Between Section 818 in the NDAA FY12 and the NDAA FY13 Amendment, the defense industry is highly aware of the risks of counterfeit components in the supply chain. As a rule, logistics teams know not to purchase parts off EBay but from authorized sources, or purchase directly from the manufacturer. They know about the SAE standards AS5553 and AS6081 for business processes and they know about guidelines for purchasing and authenticating components.
With all the additional measures, test requirements, audits, and ongoing collaborative discussion, the defense industry as a whole has invested a lot of time, effort, and thought into counterfeit avoidance and ending the “proliferation of counterfeit parts” in the supply chain.
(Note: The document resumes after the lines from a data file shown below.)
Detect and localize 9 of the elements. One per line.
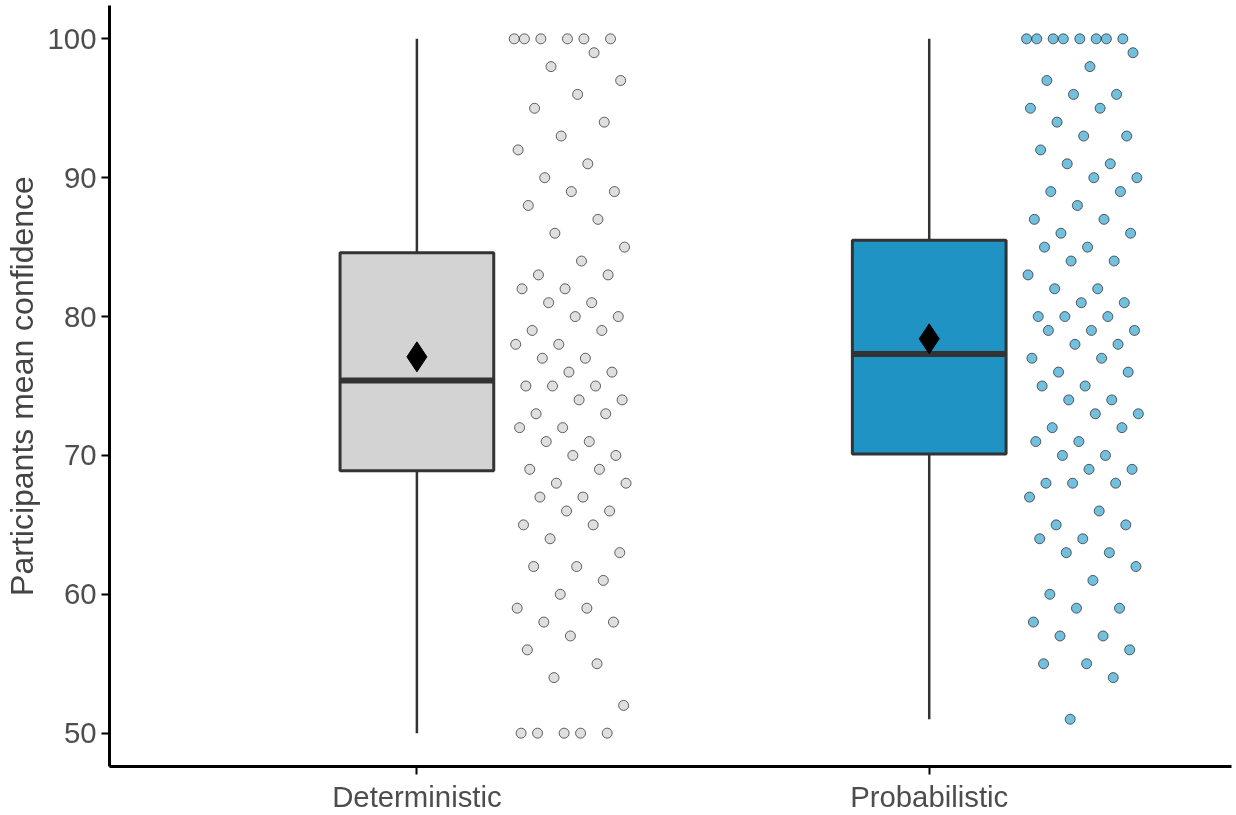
- y-tick-label: 90: [63, 160, 97, 194]
- x-tick-label: Deterministic: [332, 779, 502, 813]
- y-tick-label: 60: [63, 577, 97, 611]
- x-tick-label: Probabilistic: [850, 779, 1009, 813]
- y-tick-label: 80: [63, 299, 97, 333]
- y-tick-label: 70: [63, 438, 97, 472]
- y-tick-label: 100: [47, 21, 97, 55]
- y-axis-title: Participants mean confidence: [3, 176, 40, 596]
- y-tick-label: 50: [63, 716, 97, 750]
And we have seen some real gains towards this end.
All of these crucial measures take time and money. So what happens if the risk of counterfeits is on the rise, component lifecycles continue to shrink at alarming rates, and defense budgets go away?
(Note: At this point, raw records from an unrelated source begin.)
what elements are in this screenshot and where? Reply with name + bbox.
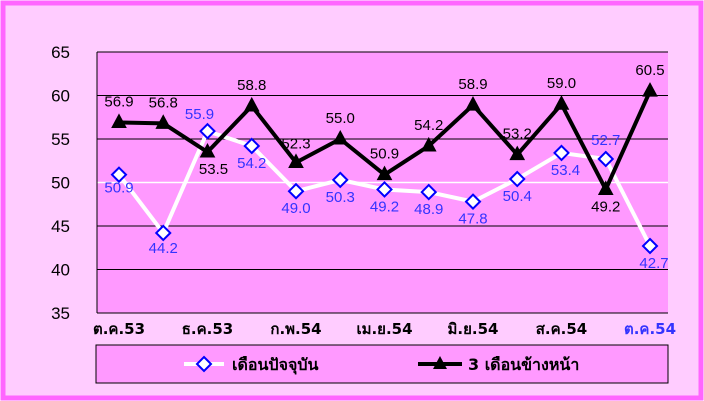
data-point [465,96,481,111]
legend-marker-triangle [433,356,447,369]
data-label: 52.7 [591,132,620,149]
y-tick-label: 45 [51,217,70,236]
x-tick-label: ก.พ.54 [270,320,321,338]
data-point [641,237,659,255]
y-tick-label: 60 [51,87,70,106]
data-label: 54.2 [414,117,443,134]
data-label: 50.3 [326,189,355,206]
data-point [553,95,570,110]
x-tick-label: ส.ค.54 [536,320,587,338]
data-point [642,82,658,97]
data-point [597,150,615,168]
data-label: 49.0 [281,200,310,217]
data-label: 53.4 [551,162,580,179]
data-label: 50.4 [503,188,532,205]
legend-label-ahead: 3 เดือนข้างหน้า [468,355,579,374]
data-point [243,96,260,112]
data-point [199,122,216,140]
legend-marker-diamond [195,355,213,373]
x-tick-label: ธ.ค.53 [182,320,233,338]
x-tick-label: มิ.ย.54 [448,320,499,338]
data-point [110,166,128,184]
data-point [464,193,482,211]
data-label: 60.5 [635,62,664,79]
legend-label-current: เดือนปัจจุบัน [232,355,318,375]
y-tick-label: 35 [51,304,70,323]
x-tick-label: ต.ค.54 [624,320,676,338]
data-point [331,171,349,189]
data-point [332,129,349,145]
data-label: 56.8 [149,94,178,111]
data-point [376,181,393,198]
data-label: 50.9 [370,146,399,163]
data-point [111,113,127,128]
data-point [287,182,305,200]
data-point [288,153,304,168]
legend-box [95,344,669,384]
data-label: 56.9 [104,93,133,110]
data-label: 55.9 [185,106,214,123]
x-tick-label: เม.ย.54 [356,320,412,338]
data-label: 53.2 [503,126,532,143]
data-label: 50.9 [104,180,133,197]
data-label: 59.0 [547,75,576,92]
data-label: 47.8 [458,211,487,228]
data-label: 54.2 [237,155,266,172]
data-point [376,165,393,181]
x-tick-label: ต.ค.53 [93,320,145,338]
data-label: 49.2 [591,198,620,215]
data-label: 52.3 [281,135,310,152]
data-point [509,145,526,161]
data-label: 58.8 [237,77,266,94]
data-point [597,180,614,195]
data-label: 49.2 [370,198,399,215]
data-point [553,144,570,162]
data-point [154,224,172,242]
y-tick-label: 50 [51,174,70,193]
data-label: 48.9 [414,201,443,218]
data-label: 55.0 [326,110,355,127]
data-label: 44.2 [149,240,178,257]
y-tick-label: 65 [51,43,70,62]
data-point [199,142,216,158]
data-label: 42.7 [639,255,668,272]
data-point [508,170,526,188]
data-label: 58.9 [458,76,487,93]
data-point [243,137,261,155]
data-point [420,183,438,201]
data-label: 53.5 [199,161,228,178]
y-tick-label: 40 [51,261,70,280]
data-point [155,114,172,129]
data-point [420,136,437,152]
y-tick-label: 55 [51,130,70,149]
The reality is that the defense systems we already have need to keep running. They aren’t getting upgraded. Programs that were put in place during the 1970s are having their lifecycles extended out another 20 years: the costs of ensuring authentic parts are going up and no one can afford redesign and recertification.
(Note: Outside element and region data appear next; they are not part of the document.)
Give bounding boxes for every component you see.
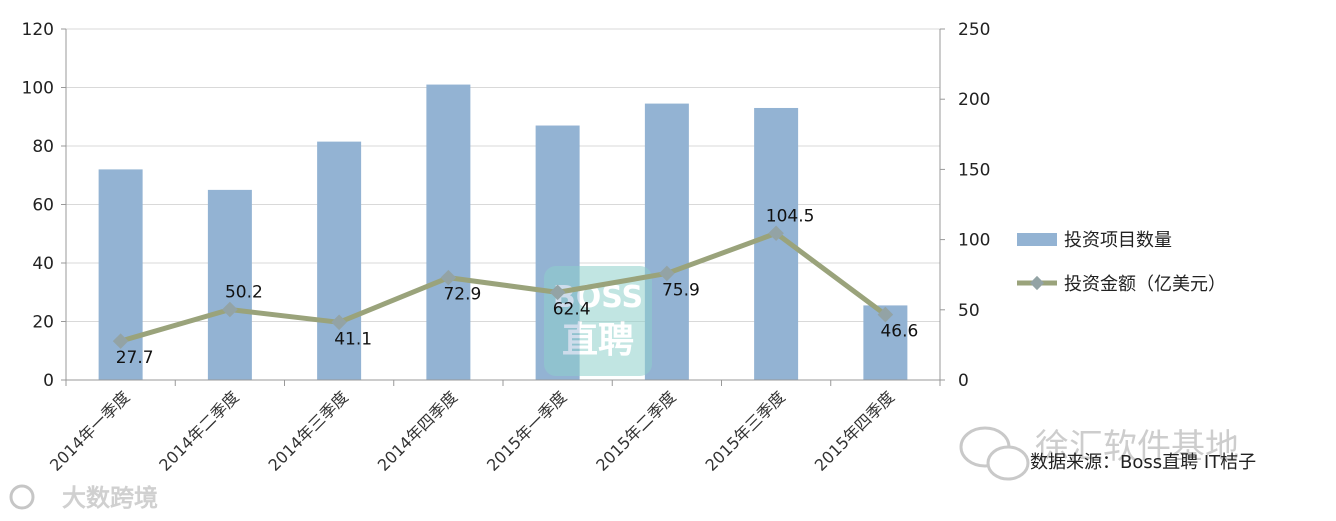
bottom-left-watermark-text: 大数跨境 — [62, 484, 158, 512]
boss-watermark-box — [544, 266, 652, 376]
left-tick-label: 100 — [22, 79, 54, 99]
line-data-label: 50.2 — [225, 283, 263, 303]
line-data-label: 41.1 — [334, 329, 372, 349]
bottom-left-watermark: 大数跨境 — [9, 484, 158, 512]
account-watermark-text: 徐汇软件基地 — [1035, 427, 1239, 467]
x-tick-label: 2015年二季度 — [592, 387, 679, 474]
bar-series — [98, 84, 908, 381]
line-data-label: 27.7 — [116, 348, 154, 368]
line-data-label: 75.9 — [662, 280, 700, 300]
legend-line-marker — [1029, 275, 1045, 291]
right-tick-label: 250 — [958, 20, 990, 40]
boss-watermark-line2: 直聘 — [562, 320, 634, 361]
x-axis-ticks: 2014年一季度 2014年二季度 2014年三季度 2014年四季度 2015年一季度… — [46, 387, 898, 474]
left-tick-label: 40 — [32, 254, 54, 274]
bar — [426, 84, 471, 380]
gridlines — [66, 28, 940, 322]
legend-bar-label: 投资项目数量 — [1064, 230, 1172, 251]
left-tick-label: 120 — [22, 20, 54, 40]
right-tick-label: 0 — [958, 371, 969, 391]
x-tick-label: 2015年一季度 — [483, 387, 570, 474]
legend-bar-swatch — [1017, 233, 1057, 246]
x-tick-label: 2015年三季度 — [701, 387, 788, 474]
right-tick-label: 150 — [958, 160, 990, 180]
axes — [61, 28, 945, 386]
line-data-labels: 27.7 50.2 41.1 72.9 62.4 75.9 104.5 46.6 — [116, 206, 919, 368]
bar — [644, 103, 689, 381]
right-tick-label: 50 — [958, 301, 980, 321]
x-tick-label: 2014年一季度 — [46, 387, 133, 474]
line-data-label: 72.9 — [443, 285, 481, 305]
line-data-label: 62.4 — [553, 299, 591, 319]
line-data-label: 104.5 — [766, 206, 815, 226]
line-point — [222, 301, 238, 318]
line-data-label: 46.6 — [880, 322, 918, 342]
left-axis-ticks: 0 20 40 60 80 100 120 — [22, 20, 54, 391]
watermark-logo-icon — [9, 484, 35, 510]
x-tick-label: 2014年四季度 — [374, 387, 461, 474]
legend-line-label: 投资金额（亿美元） — [1064, 274, 1226, 295]
bar — [317, 141, 362, 380]
legend: 投资项目数量 投资金额（亿美元） — [1017, 230, 1226, 295]
left-tick-label: 80 — [32, 137, 54, 157]
source-text: 数据来源：Boss直聘 IT桔子 — [1030, 452, 1256, 473]
boss-watermark: BOSS 直聘 — [544, 266, 652, 376]
right-axis-ticks: 0 50 100 150 200 250 — [958, 20, 990, 391]
right-tick-label: 200 — [958, 90, 990, 110]
left-tick-label: 60 — [32, 196, 54, 216]
bar — [207, 189, 252, 380]
line-point — [768, 225, 784, 242]
wechat-watermark: 徐汇软件基地 数据来源：Boss直聘 IT桔子 — [959, 426, 1256, 481]
x-tick-label: 2015年四季度 — [811, 387, 898, 474]
wechat-icon — [959, 426, 1030, 481]
line-path — [119, 230, 887, 344]
left-tick-label: 20 — [32, 313, 54, 333]
x-tick-label: 2014年三季度 — [264, 387, 351, 474]
right-tick-label: 100 — [958, 231, 990, 251]
left-tick-label: 0 — [43, 371, 54, 391]
x-tick-label: 2014年二季度 — [155, 387, 242, 474]
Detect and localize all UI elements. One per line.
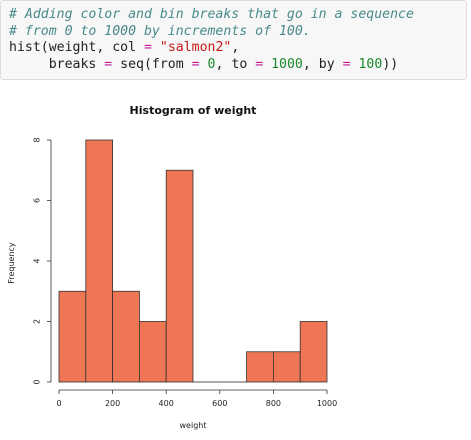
code-line: breaks = seq(from = 0, to = 1000, by = 1… (9, 57, 458, 74)
code-token: # from 0 to 1000 by increments of 100. (9, 23, 311, 39)
code-token (152, 40, 160, 55)
x-tick-label: 1000 (317, 399, 337, 408)
code-token: "salmon2" (159, 40, 232, 55)
code-token: = (191, 56, 200, 72)
code-token: = (104, 56, 113, 72)
x-tick-label: 200 (105, 399, 120, 408)
code-token (263, 57, 271, 72)
code-token: )) (382, 56, 399, 72)
code-token: # Adding color and bin breaks that go in… (9, 7, 414, 22)
histogram-chart: Histogram of weight weight Frequency 0 20… (7, 104, 337, 430)
histogram-bar (85, 139, 114, 383)
code-token: = (143, 40, 152, 55)
code-block: # Adding color and bin breaks that go in… (0, 0, 467, 80)
code-token: = (342, 56, 351, 72)
histogram-bar (112, 290, 140, 383)
code-token: hist(weight, col (9, 40, 144, 55)
chart-title: Histogram of weight (130, 104, 257, 117)
code-token: 100 (358, 56, 383, 72)
x-tick-label: 400 (159, 399, 174, 408)
code-token: 1000 (271, 56, 303, 72)
x-tick-label: 800 (266, 399, 281, 408)
x-tick-label: 0 (56, 399, 61, 408)
code-token: , (231, 40, 240, 55)
x-axis-label: weight (180, 421, 207, 430)
y-tick-label: 0 (33, 379, 42, 384)
y-tick-label: 4 (33, 258, 42, 263)
y-tick-label: 8 (33, 137, 42, 142)
code-token (200, 57, 208, 72)
code-line: # Adding color and bin breaks that go in… (9, 7, 458, 24)
histogram-bar (58, 290, 87, 383)
histogram-bar (272, 351, 301, 383)
histogram-bar (299, 321, 328, 383)
histogram-bar (246, 351, 274, 383)
code-token: , by (302, 56, 343, 72)
code-line: # from 0 to 1000 by increments of 100. (9, 24, 458, 41)
histogram-bar (138, 321, 167, 383)
x-tick-label: 600 (212, 399, 227, 408)
y-tick-label: 6 (33, 198, 42, 203)
code-token: = (255, 56, 264, 72)
code-token: 0 (207, 56, 216, 72)
y-axis-label: Frequency (7, 242, 16, 284)
histogram-bar (165, 169, 194, 383)
y-tick-label: 2 (33, 319, 42, 324)
code-token: , to (215, 56, 256, 72)
code-token: seq(from (112, 56, 192, 72)
code-line: hist(weight, col = "salmon2", (9, 40, 458, 57)
code-token: breaks (9, 56, 105, 72)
With sequestration and a lack of any funding, have our logistics teams been placed in an impossible situation? These systems need to be maintained, but there is no money to do it, and tighter and tighter regulations which determine how support for the systems can be achieved. Are we running the risk of leaving our troops and allies unsupported in cases of crisis because there are no more parts left? Unless we change how we think of supporting legacy systems and start acting proactively – we run the very real risk of losing the ground we have gained in our fight to end counterfeit proliferation.